Certains biologistes pensent que le sommeil est un phénomène passif, lié tout simplement à l’arrivée de la nuit, à la fin de l’activité normale quotidienne des animaux diurnes. Il survient lorsque le système d’éveil cesse de fonctionner. Mais comme on connaît très mal ce dernier, cela ne nous avance guère. D’autres croient qu’il est une réponse issue de l’évolution, qui fait qu’un animal peut se reposer lorsqu’il a accompli les tâches indispensables à sa survie et à celle de son espèce. Des psychologues humoristes ont émis l’idée qu’il permettrait qu’on ne se cognât pas aux meubles dans l’obscurité. Mais il semblerait très étrange qu’un état qui dure huit heures, en général, soit le tiers d’une journée complète, ne servît à rien. A l’âge de soixante ans, nous avons passé vingt ans à dormir, dont cinq ans à faire des dizaines de milliers de rêves.

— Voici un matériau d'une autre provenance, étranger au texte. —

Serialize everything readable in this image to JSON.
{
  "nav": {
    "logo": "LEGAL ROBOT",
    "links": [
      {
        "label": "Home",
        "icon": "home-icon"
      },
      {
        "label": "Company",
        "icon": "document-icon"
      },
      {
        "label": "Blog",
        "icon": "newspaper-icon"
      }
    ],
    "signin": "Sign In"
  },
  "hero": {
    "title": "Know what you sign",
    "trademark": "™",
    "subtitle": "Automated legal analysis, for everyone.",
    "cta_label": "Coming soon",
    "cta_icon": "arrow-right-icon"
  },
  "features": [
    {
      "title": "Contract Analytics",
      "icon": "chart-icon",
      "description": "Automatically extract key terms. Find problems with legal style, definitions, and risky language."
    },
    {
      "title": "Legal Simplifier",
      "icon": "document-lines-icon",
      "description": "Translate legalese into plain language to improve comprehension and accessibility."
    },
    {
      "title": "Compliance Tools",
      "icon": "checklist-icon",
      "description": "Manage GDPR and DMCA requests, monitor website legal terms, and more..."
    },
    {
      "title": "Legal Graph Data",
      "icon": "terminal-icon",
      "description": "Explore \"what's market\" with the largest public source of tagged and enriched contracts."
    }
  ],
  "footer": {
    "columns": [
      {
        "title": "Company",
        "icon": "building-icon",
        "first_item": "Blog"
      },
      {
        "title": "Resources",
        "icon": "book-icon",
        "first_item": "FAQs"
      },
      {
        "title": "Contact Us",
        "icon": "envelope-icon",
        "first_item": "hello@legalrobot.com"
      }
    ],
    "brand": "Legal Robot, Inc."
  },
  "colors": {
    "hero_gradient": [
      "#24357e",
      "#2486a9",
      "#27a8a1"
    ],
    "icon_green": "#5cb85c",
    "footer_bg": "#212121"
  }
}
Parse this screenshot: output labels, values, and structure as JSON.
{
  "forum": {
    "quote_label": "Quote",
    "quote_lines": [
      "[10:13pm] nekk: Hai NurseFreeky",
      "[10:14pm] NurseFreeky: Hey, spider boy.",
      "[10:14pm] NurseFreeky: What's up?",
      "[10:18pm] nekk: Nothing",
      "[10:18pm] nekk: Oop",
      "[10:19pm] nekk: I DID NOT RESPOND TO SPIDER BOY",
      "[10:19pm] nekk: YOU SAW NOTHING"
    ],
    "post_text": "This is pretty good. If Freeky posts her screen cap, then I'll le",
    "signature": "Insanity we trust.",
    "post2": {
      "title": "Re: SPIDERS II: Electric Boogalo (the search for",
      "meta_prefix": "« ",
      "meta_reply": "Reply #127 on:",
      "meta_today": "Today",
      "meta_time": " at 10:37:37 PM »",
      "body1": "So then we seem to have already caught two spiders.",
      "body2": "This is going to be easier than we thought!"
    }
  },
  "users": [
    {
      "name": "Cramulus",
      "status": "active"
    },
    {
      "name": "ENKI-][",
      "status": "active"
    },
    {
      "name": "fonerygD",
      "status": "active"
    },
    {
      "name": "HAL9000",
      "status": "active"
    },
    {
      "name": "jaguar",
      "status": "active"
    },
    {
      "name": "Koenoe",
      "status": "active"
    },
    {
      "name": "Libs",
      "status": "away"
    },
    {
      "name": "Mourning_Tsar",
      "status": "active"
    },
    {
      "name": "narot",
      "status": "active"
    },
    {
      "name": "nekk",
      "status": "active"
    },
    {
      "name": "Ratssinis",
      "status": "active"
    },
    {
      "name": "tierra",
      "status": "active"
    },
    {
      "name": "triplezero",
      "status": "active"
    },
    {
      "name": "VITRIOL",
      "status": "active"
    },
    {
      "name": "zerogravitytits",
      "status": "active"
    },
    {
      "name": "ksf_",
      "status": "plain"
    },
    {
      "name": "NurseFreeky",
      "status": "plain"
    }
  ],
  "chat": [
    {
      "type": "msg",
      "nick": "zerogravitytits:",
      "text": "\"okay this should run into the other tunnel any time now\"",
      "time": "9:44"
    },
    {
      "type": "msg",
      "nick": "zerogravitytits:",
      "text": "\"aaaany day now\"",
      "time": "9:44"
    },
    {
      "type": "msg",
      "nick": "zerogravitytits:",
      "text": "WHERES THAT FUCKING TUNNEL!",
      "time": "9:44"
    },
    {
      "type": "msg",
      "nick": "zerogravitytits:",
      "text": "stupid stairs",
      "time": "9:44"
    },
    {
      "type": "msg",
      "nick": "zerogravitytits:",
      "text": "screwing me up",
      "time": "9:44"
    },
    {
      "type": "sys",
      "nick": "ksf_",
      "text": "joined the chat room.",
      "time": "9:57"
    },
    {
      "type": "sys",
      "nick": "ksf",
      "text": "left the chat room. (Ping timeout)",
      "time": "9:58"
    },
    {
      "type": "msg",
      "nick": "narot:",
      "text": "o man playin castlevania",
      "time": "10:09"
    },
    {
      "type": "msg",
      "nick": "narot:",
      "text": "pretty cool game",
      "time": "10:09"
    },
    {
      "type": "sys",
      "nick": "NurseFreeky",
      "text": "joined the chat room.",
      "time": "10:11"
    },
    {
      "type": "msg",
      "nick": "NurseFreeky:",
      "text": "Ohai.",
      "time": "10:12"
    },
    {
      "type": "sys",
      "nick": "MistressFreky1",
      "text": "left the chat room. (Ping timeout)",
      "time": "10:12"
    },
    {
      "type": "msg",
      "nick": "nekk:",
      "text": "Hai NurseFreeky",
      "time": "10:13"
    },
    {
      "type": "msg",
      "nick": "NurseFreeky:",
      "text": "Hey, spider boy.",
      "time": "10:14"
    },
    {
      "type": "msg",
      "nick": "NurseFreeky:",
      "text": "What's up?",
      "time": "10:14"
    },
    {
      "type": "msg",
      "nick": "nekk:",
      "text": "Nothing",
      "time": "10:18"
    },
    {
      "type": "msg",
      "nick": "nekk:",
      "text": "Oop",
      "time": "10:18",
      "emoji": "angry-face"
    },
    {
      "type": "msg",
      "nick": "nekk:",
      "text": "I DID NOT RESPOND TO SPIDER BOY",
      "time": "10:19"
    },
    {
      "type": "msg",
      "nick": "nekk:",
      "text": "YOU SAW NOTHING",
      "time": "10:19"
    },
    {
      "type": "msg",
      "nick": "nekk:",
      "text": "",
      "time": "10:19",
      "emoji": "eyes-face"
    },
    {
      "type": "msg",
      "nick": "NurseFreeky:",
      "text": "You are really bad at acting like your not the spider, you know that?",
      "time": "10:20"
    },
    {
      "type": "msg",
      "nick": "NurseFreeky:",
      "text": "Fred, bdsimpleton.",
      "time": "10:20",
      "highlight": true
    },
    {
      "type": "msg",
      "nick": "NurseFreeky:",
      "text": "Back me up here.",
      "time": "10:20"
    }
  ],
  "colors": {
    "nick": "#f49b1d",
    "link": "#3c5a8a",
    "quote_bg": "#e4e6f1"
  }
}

Le sommeil pourrait être une façon d’économiser de l’énergie, de faire en sorte que l’organisme se repose de ses fatigues de la journée – et surtout le cerveau. Il est vrai que lorsque nous dormons, nous consommons moins d’oxygène et de glucose. Mais notre corps n’est pas au repos complet : si beaucoup de muscles ne sont pas sollicités, nos autres fonctions se poursuivent normalement, notre cœur bat, nous respirons, nous digérons, nos ¦ glandes produisent des hormones. Le cerveau continue aussi de fonctionner, comme le prouvent les enregistrements de son activité électrique et le fait que nous rêvons. D’autre part, comme le fait remarquer Michel Jouvet, et comme nous l’avons vu plus haut, les animaux qui hibernent se réveillent régulièrement et leur température revient alors à la normale, avant qu’ils ne s’endorment de nouveau. Etant donné qu’ils n’ont pas dépensé d’énergie avant cet endormissement, on comprend mal comment le sommeil pourrait avoir une fonction d’économie.